I might have mentioned this before: I have only started to use CubeMX early last year. Reason was a pretty interesting project using freeRTOS, lwIP, USB, serial, I2C, SPI, you name it. I needed something presentable quickly (sensor unit for a PCR tester), so I bet on CubeMX being stable enough for that. I won that bet, but lost time fixing weird library issues.

First thing I did, was download a CubeMX version and freeze updates. That ensures stable behavior on all threes sites that are working on that project. So we stay are bug-compatible. ;)
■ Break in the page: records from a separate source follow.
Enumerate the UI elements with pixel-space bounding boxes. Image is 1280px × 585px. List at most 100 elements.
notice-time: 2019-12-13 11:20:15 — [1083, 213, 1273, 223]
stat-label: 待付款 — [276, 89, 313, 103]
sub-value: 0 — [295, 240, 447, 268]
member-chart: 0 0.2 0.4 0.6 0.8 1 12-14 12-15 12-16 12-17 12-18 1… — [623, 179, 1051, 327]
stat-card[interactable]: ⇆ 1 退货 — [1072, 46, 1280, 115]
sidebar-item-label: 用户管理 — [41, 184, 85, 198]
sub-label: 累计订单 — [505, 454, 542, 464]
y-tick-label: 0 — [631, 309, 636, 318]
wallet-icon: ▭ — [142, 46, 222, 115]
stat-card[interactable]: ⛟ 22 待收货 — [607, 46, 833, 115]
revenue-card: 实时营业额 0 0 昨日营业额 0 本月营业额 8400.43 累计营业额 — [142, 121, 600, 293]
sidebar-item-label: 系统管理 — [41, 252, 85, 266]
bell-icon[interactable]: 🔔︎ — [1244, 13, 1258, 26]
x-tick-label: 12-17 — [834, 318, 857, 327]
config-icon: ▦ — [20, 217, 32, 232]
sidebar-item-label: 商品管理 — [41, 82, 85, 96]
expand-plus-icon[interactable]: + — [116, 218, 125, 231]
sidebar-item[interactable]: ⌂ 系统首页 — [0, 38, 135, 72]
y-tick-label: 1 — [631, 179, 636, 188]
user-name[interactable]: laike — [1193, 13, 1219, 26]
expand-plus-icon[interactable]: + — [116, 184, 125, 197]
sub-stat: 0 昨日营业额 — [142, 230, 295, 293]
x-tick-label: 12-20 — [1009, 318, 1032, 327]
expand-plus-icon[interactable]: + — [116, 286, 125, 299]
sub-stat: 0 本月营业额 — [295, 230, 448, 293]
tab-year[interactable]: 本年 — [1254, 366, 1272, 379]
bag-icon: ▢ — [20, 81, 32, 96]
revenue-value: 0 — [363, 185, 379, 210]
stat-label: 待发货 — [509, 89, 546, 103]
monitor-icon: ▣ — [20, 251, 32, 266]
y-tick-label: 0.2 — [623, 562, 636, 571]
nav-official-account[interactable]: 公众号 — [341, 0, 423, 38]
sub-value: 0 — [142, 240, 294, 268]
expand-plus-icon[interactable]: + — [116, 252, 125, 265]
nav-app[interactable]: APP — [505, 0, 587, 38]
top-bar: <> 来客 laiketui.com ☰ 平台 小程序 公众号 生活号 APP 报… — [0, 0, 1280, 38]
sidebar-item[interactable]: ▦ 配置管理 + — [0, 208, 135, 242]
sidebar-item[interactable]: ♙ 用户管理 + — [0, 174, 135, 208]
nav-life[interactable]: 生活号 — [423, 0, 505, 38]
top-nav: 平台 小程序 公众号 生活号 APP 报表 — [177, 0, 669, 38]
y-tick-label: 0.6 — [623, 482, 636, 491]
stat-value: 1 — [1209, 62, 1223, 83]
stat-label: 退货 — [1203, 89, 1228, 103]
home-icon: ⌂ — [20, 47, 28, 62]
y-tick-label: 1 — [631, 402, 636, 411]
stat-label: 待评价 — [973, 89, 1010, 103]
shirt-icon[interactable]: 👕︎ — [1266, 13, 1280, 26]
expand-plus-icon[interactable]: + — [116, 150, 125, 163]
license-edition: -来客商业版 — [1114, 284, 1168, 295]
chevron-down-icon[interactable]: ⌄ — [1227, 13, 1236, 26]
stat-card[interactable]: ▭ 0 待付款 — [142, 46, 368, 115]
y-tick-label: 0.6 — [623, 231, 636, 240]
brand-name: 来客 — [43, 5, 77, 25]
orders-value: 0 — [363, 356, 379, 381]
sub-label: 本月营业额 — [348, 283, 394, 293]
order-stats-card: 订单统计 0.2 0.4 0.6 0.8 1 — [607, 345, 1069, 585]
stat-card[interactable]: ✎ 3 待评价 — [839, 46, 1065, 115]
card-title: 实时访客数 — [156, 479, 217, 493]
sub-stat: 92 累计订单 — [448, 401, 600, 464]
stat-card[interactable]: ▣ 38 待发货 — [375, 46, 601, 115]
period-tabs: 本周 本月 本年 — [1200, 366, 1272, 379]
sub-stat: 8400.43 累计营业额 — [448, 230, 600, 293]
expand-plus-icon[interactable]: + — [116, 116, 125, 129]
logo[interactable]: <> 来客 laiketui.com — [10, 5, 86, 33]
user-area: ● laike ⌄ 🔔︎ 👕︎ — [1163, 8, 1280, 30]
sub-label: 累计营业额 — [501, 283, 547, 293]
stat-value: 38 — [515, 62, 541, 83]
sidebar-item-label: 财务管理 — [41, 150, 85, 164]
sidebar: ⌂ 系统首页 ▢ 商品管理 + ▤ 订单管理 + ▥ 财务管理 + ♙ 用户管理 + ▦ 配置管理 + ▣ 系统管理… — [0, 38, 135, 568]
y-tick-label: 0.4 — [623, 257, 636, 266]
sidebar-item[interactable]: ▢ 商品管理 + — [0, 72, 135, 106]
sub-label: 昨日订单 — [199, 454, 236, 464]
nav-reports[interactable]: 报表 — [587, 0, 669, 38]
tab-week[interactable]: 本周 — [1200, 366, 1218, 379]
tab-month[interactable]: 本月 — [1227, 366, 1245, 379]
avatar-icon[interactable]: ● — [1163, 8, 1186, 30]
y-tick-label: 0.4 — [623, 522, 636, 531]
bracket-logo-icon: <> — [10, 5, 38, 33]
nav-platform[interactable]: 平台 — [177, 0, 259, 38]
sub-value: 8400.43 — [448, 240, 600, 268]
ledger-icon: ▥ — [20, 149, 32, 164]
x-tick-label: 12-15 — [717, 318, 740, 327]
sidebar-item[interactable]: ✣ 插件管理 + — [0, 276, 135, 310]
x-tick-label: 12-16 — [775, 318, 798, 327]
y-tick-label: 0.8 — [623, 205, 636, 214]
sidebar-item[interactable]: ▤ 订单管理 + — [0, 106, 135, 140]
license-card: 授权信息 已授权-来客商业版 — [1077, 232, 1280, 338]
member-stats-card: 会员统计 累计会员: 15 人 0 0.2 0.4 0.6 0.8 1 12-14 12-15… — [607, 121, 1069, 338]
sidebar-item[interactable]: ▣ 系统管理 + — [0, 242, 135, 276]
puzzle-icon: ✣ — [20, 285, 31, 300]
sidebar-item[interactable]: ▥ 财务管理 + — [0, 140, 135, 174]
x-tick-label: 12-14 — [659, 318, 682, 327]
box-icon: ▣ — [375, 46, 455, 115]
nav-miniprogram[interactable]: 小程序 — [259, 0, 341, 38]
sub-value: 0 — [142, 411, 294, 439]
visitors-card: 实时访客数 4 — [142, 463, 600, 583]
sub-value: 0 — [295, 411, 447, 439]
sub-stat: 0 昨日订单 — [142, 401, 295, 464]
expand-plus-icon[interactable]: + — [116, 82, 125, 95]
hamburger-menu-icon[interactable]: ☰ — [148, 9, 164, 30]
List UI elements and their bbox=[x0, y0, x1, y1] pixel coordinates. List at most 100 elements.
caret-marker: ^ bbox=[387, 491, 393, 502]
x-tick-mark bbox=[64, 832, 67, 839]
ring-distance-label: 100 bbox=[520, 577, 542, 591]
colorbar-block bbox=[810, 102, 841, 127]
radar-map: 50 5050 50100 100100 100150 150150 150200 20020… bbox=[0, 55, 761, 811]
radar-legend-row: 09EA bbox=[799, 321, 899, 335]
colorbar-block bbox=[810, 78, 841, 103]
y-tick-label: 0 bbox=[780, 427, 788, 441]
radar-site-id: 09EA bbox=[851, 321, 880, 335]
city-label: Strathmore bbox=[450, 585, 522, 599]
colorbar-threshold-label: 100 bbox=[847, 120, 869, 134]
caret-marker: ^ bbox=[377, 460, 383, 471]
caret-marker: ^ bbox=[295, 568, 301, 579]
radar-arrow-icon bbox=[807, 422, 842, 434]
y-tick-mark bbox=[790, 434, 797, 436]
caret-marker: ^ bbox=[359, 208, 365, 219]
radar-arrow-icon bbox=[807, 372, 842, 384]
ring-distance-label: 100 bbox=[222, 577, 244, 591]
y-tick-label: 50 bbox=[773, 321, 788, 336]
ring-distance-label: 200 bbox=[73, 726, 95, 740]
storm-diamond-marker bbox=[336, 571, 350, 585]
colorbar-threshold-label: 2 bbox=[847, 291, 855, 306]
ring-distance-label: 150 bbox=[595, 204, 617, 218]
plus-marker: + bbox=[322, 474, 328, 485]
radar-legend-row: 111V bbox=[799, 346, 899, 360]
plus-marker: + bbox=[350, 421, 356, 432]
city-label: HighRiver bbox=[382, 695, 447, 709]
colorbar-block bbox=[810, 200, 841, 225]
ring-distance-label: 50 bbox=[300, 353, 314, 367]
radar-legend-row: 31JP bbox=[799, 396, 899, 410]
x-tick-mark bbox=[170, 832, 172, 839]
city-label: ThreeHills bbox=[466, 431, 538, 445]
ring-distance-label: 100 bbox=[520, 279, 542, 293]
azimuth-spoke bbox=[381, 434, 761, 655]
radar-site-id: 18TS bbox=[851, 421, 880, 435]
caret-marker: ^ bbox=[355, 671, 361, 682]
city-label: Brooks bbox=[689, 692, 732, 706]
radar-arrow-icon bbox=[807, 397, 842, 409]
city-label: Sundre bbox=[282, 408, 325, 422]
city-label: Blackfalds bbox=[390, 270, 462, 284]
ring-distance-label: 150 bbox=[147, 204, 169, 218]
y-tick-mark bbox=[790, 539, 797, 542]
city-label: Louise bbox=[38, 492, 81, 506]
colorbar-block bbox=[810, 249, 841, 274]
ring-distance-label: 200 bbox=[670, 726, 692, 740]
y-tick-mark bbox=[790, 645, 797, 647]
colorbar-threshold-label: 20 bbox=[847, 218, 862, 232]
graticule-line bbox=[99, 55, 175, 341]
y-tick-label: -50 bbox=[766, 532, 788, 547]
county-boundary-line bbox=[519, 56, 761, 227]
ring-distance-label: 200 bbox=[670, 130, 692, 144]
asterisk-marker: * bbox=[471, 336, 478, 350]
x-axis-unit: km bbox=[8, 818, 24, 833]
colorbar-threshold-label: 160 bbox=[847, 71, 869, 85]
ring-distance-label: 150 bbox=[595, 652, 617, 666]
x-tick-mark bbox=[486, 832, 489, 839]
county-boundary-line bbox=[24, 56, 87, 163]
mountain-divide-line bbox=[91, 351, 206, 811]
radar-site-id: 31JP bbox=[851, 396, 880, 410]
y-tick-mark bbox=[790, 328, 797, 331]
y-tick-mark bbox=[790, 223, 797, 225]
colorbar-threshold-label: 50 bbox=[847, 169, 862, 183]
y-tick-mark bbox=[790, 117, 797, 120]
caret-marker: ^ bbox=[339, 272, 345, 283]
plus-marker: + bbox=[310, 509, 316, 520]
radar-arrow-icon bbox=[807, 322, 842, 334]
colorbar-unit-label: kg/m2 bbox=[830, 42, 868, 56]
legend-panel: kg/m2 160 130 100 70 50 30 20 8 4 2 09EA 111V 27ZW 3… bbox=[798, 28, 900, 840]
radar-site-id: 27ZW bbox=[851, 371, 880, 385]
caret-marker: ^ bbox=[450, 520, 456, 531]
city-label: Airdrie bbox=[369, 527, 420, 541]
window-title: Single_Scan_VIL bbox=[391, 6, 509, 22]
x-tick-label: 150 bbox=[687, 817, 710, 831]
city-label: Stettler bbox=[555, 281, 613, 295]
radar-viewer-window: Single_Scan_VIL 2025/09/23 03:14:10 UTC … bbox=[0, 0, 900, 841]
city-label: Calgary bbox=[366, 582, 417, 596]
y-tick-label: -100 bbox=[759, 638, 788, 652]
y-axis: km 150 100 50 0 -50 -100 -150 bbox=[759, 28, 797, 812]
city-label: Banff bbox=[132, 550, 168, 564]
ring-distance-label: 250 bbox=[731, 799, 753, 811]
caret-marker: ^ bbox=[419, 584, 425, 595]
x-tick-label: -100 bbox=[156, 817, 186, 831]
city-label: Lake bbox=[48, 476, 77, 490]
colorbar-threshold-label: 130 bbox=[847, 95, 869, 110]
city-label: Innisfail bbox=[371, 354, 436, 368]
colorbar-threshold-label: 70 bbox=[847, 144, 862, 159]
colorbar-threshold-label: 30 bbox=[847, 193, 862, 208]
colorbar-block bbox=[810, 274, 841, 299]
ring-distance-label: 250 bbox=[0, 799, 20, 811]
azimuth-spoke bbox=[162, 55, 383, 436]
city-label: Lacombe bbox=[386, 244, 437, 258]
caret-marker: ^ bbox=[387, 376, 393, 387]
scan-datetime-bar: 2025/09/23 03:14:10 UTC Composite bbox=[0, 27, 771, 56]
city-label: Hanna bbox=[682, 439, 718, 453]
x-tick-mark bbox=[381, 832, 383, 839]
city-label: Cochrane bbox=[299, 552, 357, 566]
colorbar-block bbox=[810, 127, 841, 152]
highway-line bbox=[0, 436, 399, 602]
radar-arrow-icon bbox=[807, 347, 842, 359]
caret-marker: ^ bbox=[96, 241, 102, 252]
(Sidenote: ST has the nasty habit of renaming library interfaces every now and then. What they call LL_ used to be the third (AFAIR) iteration of their STM32 interface definitions libraries.) I have written my own drivers based on those libs or based on datasheets and direct register accesses. So I have a pretty good idea what the HAL-code should be doing.

When I write drivers and have the slightest doubt about ST's lib, I open the SFR view during testruns, and single step (C or even machine instruction) through the offending piece of code. If it requires fixing, it gets fixed. (you will know this already - the DBGMCU-related block defines peripheral behavior during breakpoints.)
For most peripherals I don't use HAL, but LL definitions only. The UART-HAL would be a prime example for a broken piece of code.

At this point I can only assume that HAL is a homage to Clarke/Kubrick's creation of the same name, cruelly mocking any innocent newcomers.